Vous connaissez les travaux de B ; Mylondo, il n’est pas le seul à s’en occuper. Il y a des défenses de l’AU qui sont keynésiennes (relance de la consommation et de la croissance), je suis d’avis que c’est une pente dangereuse, on pourrait plutôt voir qu’à ressources constantes on les distribue mieux. On peut dire qu’on va encourager des activités non marchandes. Les expériences dans les pays en développement, montrait qu’on relançait la production locale, donc certes consommation mais moins energievore en terme de transport. Aujourd’hui on a une société focalisée sur la sphère productive marchande or là peut être changement grâce au RDB si des gens diminuent leur temps de travail. Ce n’est pas une certitude.

 

Le RDB touche les sphères sociale et politique dans leur globalité, est-ce qu’on peut vraiment l’étudier d’un point de vue économique et donc tiré des leçons des expériences ailleurs ?

Déjà différencier les expériences dans les pays pauvres et dans les pays riches, des conclusions générales peuvent être tirées quand même : pas de chute drastique de la propension à travailler.

 

En même temps les expérimentations n’ont jamais durées longtemps, or il y a une différence entre CT et LT…

C’est en partie un pari, c’est clair. Ce qui m’a toujours frappé,c est que ceux qui attaquent disent vous donnez un revenu mais les gens veulent du travail car il y a des avantages non monétaires au travail. Mais si cela c’est vrai alors en quoi un droit au revenu changerait cela ? La plupart d’entre nous continueraient à s’activer pour ces mêmes raisons. Peut être autrement certes, projets plus personnels. Il y a eu une étude sur les gagnants à la loterie (2000€/mois à vie) et on observe que la plupart on réduite leur temps de travail et utilisé le temps pour être avec leur enfant, faire autre chose… Peut être que certains resteront devant la TV mais ce ne sera pas la majorité.

 

Il y a bien des emplois que personnes ne veut vraiment faire ? Comment faire pour qu’il soit occupé ? L’immigration ?

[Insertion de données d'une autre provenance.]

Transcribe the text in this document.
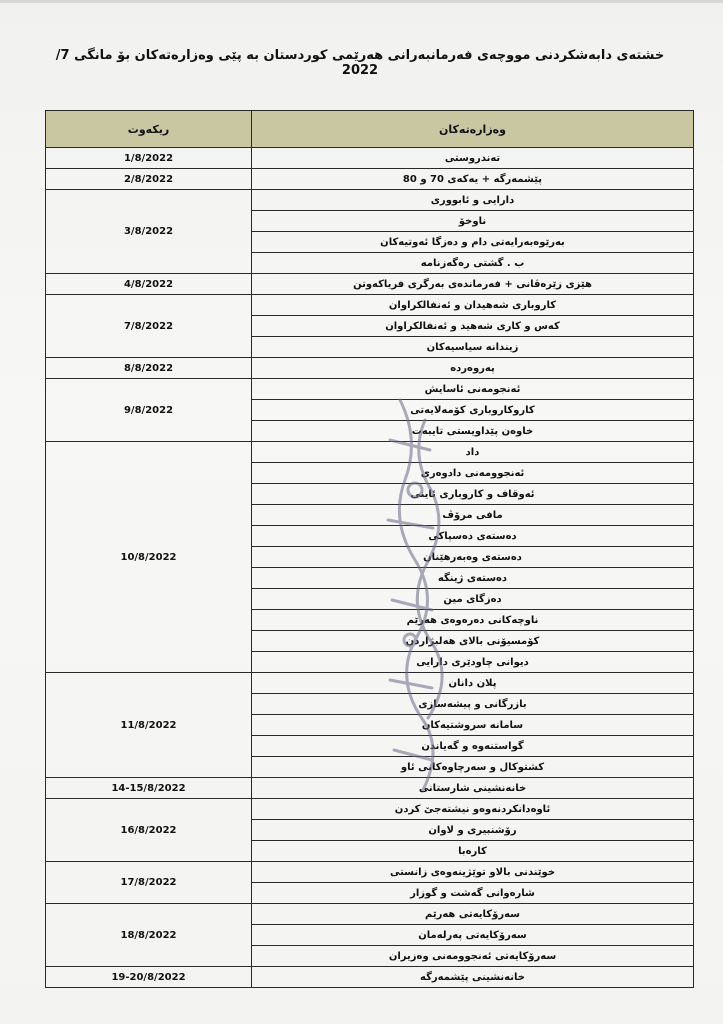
خشتەی دابەشکردنی مووچەی فەرمانبەرانی هەرێمی کوردستان بە پێی وەزارەتەکان بۆ مانگی 7/ 2022
وەزارەتەکان	ریکەوت
تەندروستی	1/8/2022
پێشمەرگە + یەکەی 70 و 80	2/8/2022
دارایی و ئابووری	3/8/2022
ناوخۆ	
بەرێوەبەرایەتی دام و دەزگا ئەوتیەکان	
ب . گشتی رەگەزنامە	
هێزی زێرەڤانی + فەرماندەی بەرگری فریاکەوتن	4/8/2022
کاروباری شەهیدان و ئەنفالکراوان	7/8/2022
کەس و کاری شەهید و ئەنفالکراوان	
زیندانە سیاسیەکان	
پەروەردە	8/8/2022
ئەنجومەنی ئاسایش	9/8/2022
کاروکاروباری کۆمەلایەتی	
خاوەن پێداویستی تایبەت	
داد	10/8/2022
ئەنجوومەنی دادوەری	
ئەوقاف و کاروباری ئاینی	
مافی مرۆڤ	
دەستەی دەسپاکی	
دەستەی وەبەرهێنان	
دەستەی ژینگە	
دەزگای مین	
ناوچەکانی دەرەوەی هەرێم	
کۆمسیۆنی بالای هەلبژاردن	
دیوانی چاودێری دارایی	
پلان دانان	11/8/2022
بازرگانی و پیشەسازی	
سامانە سروشتیەکان	
گواستنەوە و گەیاندن	
کشتوکال و سەرچاوەکانی ئاو	
خانەنشینی شارستانی	14-15/8/2022
ئاوەدانکردنەوەو نیشتەجێ کردن	16/8/2022
رۆشنبیری و لاوان	
کارەبا	
خوێندنی بالاو توێژینەوەی زانستی	17/8/2022
شارەوانی گەشت و گوزار	
سەرۆکایەتی هەرێم	18/8/2022
سەرۆکایەتی پەرلەمان	
سەرۆکایەتی ئەنجوومەنی وەزیران	
خانەنشینی پێشمەرگە	19-20/8/2022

Ça c’est un problème. D’une part on l’a déjà fait énormément dans le passé. Est-ce une problème ? Cela à permis une forme d’ascension sociale pour des gens qui venaient de pays très pauvres. Moi mon espoir personnel c’est qu’il faudra améliorer les conditions de travail. C’est le problème pointé par Marx avec l’armée de réserve. Peut être qu’il faut mieux les rémunérés, peut être que d’autres gagnent trop, comme les profs d’universités qui ont plein d’avantages non monétaires. Il y a beaucoup d’emploi socialement très utile et peu valorisé, comme les éboueurs, les infirmières…Après on reste dans un système capitaliste qui rémunéré les préférences des consommateurs et pas l’utilité sociale.

 

Comment appréhender le revenu de base alors qu’on manque d’outils, d’indicateurs ?

On est face à un manque de modélisations, Marc l’a fait un peu dans son coin, c’était une entreprise solitaire, ce dont on manque aujourd’hui c’est d’acteurs politiques de gauche comme de droite qui parce qu’il voit que l’idée vie dans la société et qui confie à des organismes publiques d’étudier ce genre de proposition. Depuis les années 90 on n’a plus d’études comme ça, il manque d’outils objectifs.